¿CURAR LA VEJEZ?


De vez en cuando aparece alguien con la promesa de detener el avance de lo que insiste en considerar una enfermedad: el envejecimiento.

 

Curar la vejez es pretender curar la vida. Pero, según J. Lacan, ¨ la vida no quiere curarse ¨. La vida va hacia la muerte y a lo sumo podemos aspirar a que llegue despacito e imperceptiblemente.

Este puede ser un buen plan de envejecimiento: el desgaste natural de la vida, la vida que se va agotando en el vivir. Plan de vida que desea culminar.

 

Si cada uno pudiera acompañar el programa biológico que marca la especie con un programa personal acerca de cómo aprovechar mejor el trozo de vida que le toca, seguramente el envejecer y la muerte no serían vividos como una ¨ bomba de tiempo ¨, sino como una construcción personal del propio destino.

 

Es paradójico, pero quienes menos soportan la idea del envejecer y la muerte son precisamente aquellos que, por una u otra razón, no están viviendo en el presente una vida plena. Sienten que la vida se les escapa de las manos. El afán de prolongarla interminablemente pone en evidencia que no han encontrado aún el sentido de su vida, que no valoran suficientemente su obra, que no alcanzan a vislumbrar su legado.

 

A la opción de “curar la vejez” propongo una alternativa: “cuidar la vida”.

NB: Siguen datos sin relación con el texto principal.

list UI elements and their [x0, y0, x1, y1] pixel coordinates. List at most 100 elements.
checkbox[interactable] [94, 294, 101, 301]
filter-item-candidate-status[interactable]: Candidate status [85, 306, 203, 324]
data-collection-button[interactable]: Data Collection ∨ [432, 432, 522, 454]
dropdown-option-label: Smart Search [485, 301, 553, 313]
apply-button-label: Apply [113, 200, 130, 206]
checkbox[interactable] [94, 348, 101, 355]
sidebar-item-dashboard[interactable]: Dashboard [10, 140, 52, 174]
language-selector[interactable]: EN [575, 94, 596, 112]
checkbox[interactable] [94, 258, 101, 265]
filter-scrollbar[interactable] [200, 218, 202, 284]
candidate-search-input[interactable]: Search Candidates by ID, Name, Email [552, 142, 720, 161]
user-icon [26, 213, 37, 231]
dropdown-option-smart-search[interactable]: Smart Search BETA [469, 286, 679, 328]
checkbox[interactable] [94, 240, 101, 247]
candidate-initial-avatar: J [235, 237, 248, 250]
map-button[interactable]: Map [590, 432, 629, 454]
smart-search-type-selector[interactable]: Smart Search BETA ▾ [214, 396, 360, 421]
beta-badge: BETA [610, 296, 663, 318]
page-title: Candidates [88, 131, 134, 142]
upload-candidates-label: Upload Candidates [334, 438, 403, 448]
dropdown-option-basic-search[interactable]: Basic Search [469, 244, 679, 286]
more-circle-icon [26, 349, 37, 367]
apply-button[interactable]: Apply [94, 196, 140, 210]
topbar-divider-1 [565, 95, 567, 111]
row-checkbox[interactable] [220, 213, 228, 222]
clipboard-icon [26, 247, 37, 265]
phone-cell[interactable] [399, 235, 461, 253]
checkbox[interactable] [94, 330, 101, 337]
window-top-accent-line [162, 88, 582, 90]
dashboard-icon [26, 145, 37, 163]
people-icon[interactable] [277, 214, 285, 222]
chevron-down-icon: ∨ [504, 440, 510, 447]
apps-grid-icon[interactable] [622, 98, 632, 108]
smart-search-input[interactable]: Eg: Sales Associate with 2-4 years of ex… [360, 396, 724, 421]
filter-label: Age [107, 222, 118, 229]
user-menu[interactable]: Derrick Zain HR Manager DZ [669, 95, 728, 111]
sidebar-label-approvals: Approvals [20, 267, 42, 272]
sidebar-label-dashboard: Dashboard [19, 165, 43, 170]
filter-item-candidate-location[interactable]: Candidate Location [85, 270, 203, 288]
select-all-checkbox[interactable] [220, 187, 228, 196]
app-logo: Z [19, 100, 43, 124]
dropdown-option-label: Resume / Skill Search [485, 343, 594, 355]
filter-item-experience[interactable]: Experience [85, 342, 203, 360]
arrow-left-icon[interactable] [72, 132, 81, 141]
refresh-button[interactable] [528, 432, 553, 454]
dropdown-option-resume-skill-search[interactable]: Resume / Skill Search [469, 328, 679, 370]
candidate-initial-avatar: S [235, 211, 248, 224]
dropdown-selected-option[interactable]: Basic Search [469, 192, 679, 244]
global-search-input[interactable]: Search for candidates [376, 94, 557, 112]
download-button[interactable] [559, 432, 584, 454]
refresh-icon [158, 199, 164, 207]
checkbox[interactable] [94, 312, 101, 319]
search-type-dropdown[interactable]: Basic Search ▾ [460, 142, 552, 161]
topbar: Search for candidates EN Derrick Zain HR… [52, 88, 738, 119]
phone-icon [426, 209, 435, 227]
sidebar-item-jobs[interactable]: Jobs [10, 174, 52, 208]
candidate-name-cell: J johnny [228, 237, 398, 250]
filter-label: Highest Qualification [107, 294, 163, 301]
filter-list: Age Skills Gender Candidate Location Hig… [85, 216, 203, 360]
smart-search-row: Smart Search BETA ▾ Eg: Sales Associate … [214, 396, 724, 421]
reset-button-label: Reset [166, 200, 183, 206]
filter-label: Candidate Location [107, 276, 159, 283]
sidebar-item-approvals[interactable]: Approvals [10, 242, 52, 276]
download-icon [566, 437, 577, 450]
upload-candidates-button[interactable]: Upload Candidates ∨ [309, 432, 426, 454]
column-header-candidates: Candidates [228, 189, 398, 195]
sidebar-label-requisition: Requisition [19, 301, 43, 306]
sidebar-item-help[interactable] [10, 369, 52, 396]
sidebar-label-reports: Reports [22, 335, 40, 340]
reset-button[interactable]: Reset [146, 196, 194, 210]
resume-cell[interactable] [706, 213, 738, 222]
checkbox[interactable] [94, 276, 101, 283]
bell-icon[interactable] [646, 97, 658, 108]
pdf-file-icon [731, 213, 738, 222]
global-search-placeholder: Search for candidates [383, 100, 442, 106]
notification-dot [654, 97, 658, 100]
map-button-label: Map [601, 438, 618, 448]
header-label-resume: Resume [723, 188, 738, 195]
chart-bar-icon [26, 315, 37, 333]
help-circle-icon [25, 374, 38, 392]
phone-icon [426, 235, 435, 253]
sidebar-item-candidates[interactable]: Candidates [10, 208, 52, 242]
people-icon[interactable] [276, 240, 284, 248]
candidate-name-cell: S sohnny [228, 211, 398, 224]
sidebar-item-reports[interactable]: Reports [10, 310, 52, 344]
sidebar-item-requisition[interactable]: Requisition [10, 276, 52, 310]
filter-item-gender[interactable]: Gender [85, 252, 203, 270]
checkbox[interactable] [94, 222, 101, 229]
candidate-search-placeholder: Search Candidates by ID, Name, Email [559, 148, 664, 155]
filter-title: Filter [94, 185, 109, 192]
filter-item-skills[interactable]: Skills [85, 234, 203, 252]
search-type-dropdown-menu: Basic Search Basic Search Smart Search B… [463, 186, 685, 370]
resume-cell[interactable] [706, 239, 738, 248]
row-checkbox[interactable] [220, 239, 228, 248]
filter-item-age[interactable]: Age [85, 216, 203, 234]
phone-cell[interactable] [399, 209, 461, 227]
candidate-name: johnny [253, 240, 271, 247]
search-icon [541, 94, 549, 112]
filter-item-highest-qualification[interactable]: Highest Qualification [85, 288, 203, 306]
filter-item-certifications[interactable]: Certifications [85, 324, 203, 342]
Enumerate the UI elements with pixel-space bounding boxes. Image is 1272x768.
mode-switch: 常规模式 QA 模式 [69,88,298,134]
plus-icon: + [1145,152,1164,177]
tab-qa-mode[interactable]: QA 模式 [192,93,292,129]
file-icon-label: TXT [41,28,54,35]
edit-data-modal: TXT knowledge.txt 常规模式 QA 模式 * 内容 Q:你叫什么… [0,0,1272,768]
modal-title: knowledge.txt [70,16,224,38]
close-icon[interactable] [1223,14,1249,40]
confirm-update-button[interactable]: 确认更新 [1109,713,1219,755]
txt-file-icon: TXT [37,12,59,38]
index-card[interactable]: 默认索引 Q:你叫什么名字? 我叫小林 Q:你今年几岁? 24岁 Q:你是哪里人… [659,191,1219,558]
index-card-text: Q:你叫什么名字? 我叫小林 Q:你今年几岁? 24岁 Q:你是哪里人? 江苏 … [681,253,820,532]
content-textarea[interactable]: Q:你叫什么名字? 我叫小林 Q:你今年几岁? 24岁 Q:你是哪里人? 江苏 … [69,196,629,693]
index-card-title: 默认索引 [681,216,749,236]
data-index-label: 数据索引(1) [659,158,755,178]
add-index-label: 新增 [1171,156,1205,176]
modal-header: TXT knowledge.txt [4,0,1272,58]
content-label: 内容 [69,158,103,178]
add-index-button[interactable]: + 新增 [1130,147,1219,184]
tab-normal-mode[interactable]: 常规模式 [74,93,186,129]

Porque ¿cuál es el peor mal de la vejez, por no decir: el verdadero mal? Sentirse viejo.

 

Sabemos que no es necesario serlo para sentirlo. Sentirse viejo, a cualquier edad, es percibir que una ráfaga de muerte se cuela por algún resquicio que, descuidadamente, le abrimos. Este modo de vejez, como muerte anticipada, sí es un mal, pero no sólo curable, sino prevenible. Sólo se trata de tomarlo a tiempo.

 

Transcurriendo mis cincuenta años, paso horas escribiendo mis libros, que suelen ser sobre temas relacionados con la vejez. Del mismo modo, hace cuarenta años, pasaba horas leyendo mi libro de lectura de cuarto Siempre conservé el recuerdo de una lectura en particular de ese libro que me fascinaba y me conmovía tanto, que lo leía y releía sin cesar, hasta que terminé por aprenderlo de memoria.

Pero no recordaba de qué se trataba.

 

Hace dos o tres años, en una reunión de trabajo con profesionales gerontólogos, alguien aportó un poema relativo al envejecer. Cuando comenzó a leerlo, me di cuenta que esas palabras me eran muy familiares, tanto que las sentía como algo muy mío que se iba despertando en mi interior después de un largo sueño.

 

En un instante mágico descubrí que ese era precisamente el poema que, a los diez años, tanto me había fascinado. Helo aquí:

 

 “JUVENTUD”

 

La juventud no es una época de la vida, es un estado de ánimo...

Juventud significa el predominio del valor sobre la timidez en el carácter. Del apetito de la aventura, sobre el amor al ocio.

 

Esto a menudo existe más en un hombre de cincuenta años, que en uno de veinte.

Nadie envejece por haber vivido un número determinado de años.

Sólo se envejece cuando se abandonan los ideales.

Los años arrugan la piel, pero sólo el abandono del entusiasmo arruga el

alma...

 

Uno es tan joven como su fe,

tan viejo como su duda.

Tan joven como la confianza en sí mismo,

tan viejo como su temor.

Tan joven como su esperanza,

tan viejo como su desesperación.

 

En el sitio central del corazón, hay un árbol siempre floreciente, se llama

“amor”. Mientras tenga flores, el corazón es joven.

Si muere, se torna viejo...

Mientras se reciban mensajes de belleza, esperanza, alegría, grandeza, etc.,

cualquiera es joven.

 

Pero cuando el corazón se cubre con las nieves del egoísmo y el hielo del

pesimismo, entonces uno es viejo, aunque tenga veinte años.

 

En ese caso, Dios tenga piedad de esa alma.